Bahkan, sebelum melakukan pembunuhan masal di tanah Sulawesi, pasukan Westerling yang mentasbihkan dirinya sebagai Angkatan Perang Ratu Adil (APRA), juga melakukan pembantaian di sekitar Bandung. Tak beda dengan tujuan aksi terror di ‘tanah Bugis’ tujuan Westeling melakukan pembantain massal adalah untuk menurunkan mental para pendukung Republik.

Yang leibih penting lagi, perilaku biadab itu ketika dilakukan di Jawa Barat juga bertujuan untuk memancing agar pasukan Siliwangi yang dikomandani AH Nasution mau ke luar dari persembunyian gerilyanya. Tapi terror Westerling tak dilayani oleh para komandan Siliwangi karena sadar bila persenjataan mereka tak akan mampu mengimbangi kekuaan  pasukan khusus Belanda tersebut.

Nah, meluasnya aksi terror dan pembunuhan yang dilakukan pasukan Westerling pada saat itu pun jelas mendapat perhatian khusus para pemimpin RI yang tinggal dan menetap di Ibu Kota Negara Yogyakarta. Catatan arsip berita yang dtulis ‘Antara’ pada  saat itu, terlihat jelas adanya ketakutan mendalam dan menyebar oleh tindakan Westerling.

Pihak pemerintah di Yogyakarta membuat berbagai antisipasi serta himbauan untuk mencegah merembesnya teror Weseterling sehingga sampai memakan korban petinggi negara. Di perbatasan kota Yogyakarta misalnya  pasukan TNI memasang penjagaan khusus mengantisipasi penyusupan pasukan mereka. Semua elite RI seperti Sukarno, Hatta, dan Panglima Besar Sudirman saat itu memasang sikap waspada serta paham bahwa ancaman terror pembunuhan dari Westerling bisa muncul sewaktu-waktu.

"Kahar, berapa yang mati?" begitu tanya Presiden Sukarno kepada Kahar Muzakar pengawalnya yang asal Makassar. Saat itu di Yogyakarta berita pembantaian rakyat di Sulawesi Selatan oleh pasukan Westerlingg sudah tersebar luas. Tapi pemerintah belum tahu dengan pasti berapa banyak jumlah korbannya.

Mendengar pertanyaan Bung Karno, Kahar berpikir sejenak. Karena juga belum bisa menjawab, dia kemudian  meminta izin kepada presiden untuk mencari tahu berapa banyak korban pembantaian Westerling yang terjadi di kampungnya.

Dan ketika melapor kembali ke Presiden Sukarno, Kahar menyebut angka 40 ribu orang.

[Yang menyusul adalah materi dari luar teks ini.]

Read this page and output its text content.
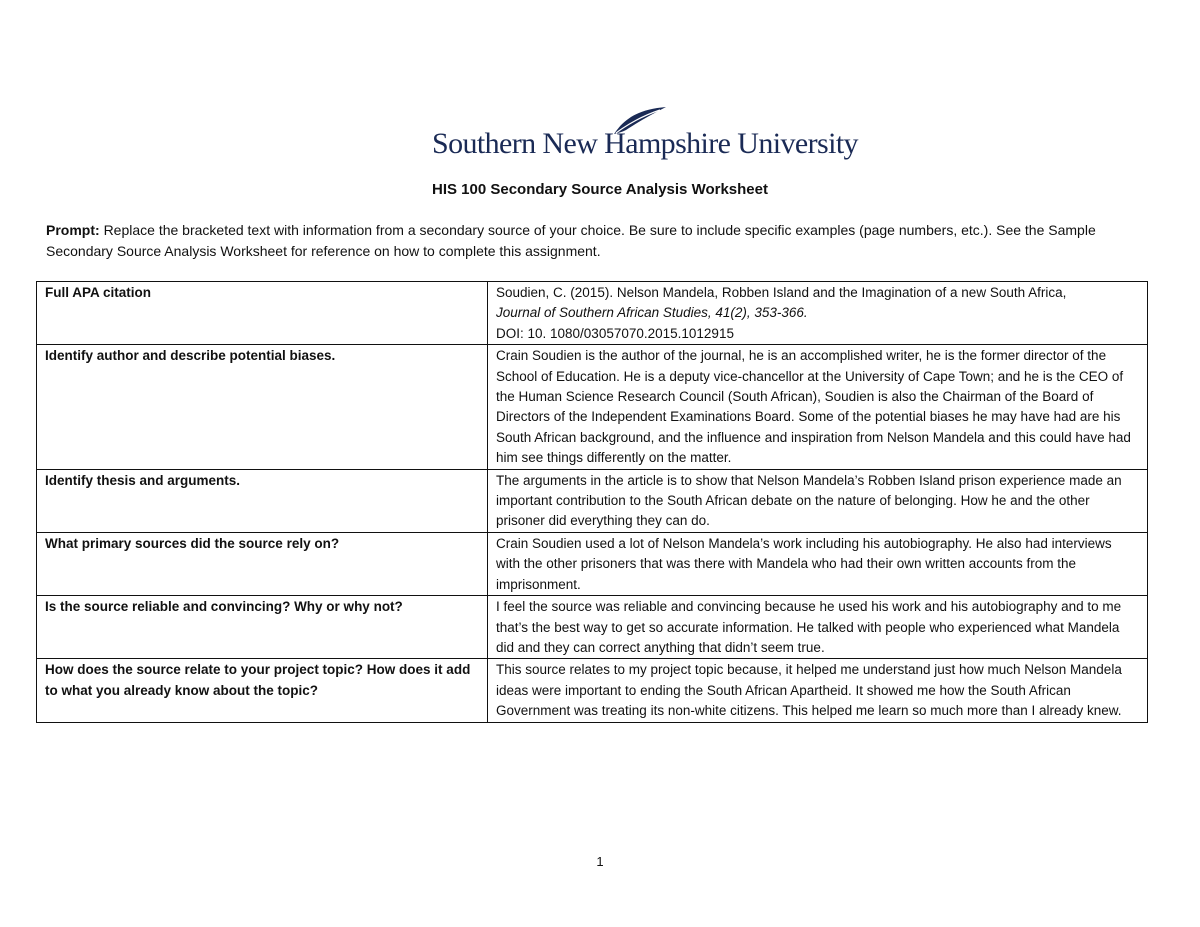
Southern New Hampshire University
HIS 100 Secondary Source Analysis Worksheet
Prompt: Replace the bracketed text with information from a secondary source of your choice. Be sure to include specific examples (page numbers, etc.). See the Sample Secondary Source Analysis Worksheet for reference on how to complete this assignment.
Full APA citation	Soudien, C. (2015). Nelson Mandela, Robben Island and the Imagination of a new South Africa,
Journal of Southern African Studies, 41(2), 353-366.
DOI: 10. 1080/03057070.2015.1012915

Identify author and describe potential biases.	Crain Soudien is the author of the journal, he is an accomplished writer, he is the former director of the School of Education. He is a deputy vice-chancellor at the University of Cape Town; and he is the CEO of the Human Science Research Council (South African), Soudien is also the Chairman of the Board of Directors of the Independent Examinations Board. Some of the potential biases he may have had are his South African background, and the influence and inspiration from Nelson Mandela and this could have had him see things differently on the matter.
Identify thesis and arguments.	The arguments in the article is to show that Nelson Mandela’s Robben Island prison experience made an important contribution to the South African debate on the nature of belonging. How he and the other prisoner did everything they can do.
What primary sources did the source rely on?	Crain Soudien used a lot of Nelson Mandela’s work including his autobiography. He also had interviews with the other prisoners that was there with Mandela who had their own written accounts from the imprisonment.
Is the source reliable and convincing? Why or why not?	I feel the source was reliable and convincing because he used his work and his autobiography and to me that’s the best way to get so accurate information. He talked with people who experienced what Mandela did and they can correct anything that didn’t seem true.
How does the source relate to your project topic? How does it add to what you already know about the topic?	This source relates to my project topic because, it helped me understand just how much Nelson Mandela ideas were important to ending the South African Apartheid. It showed me how the South African Government was treating its non-white citizens. This helped me learn so much more than I already knew.
1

Sukarno pun terkejut karena jumlah korbannya banyak sekali. Sesaat setelah mendengar kabar mengenai jumlah rakyat yang meninggal dunia, maka Sukaro pun segera memrintahkan agar segera dibuat upacara khusus untuk memperingati tragedi pembantaian massal rakyat Sulawesi Selatan oleh Westerling yang terjadi pada ujung tahun 1946 hingga beberapa bulan di awal tahun 1947.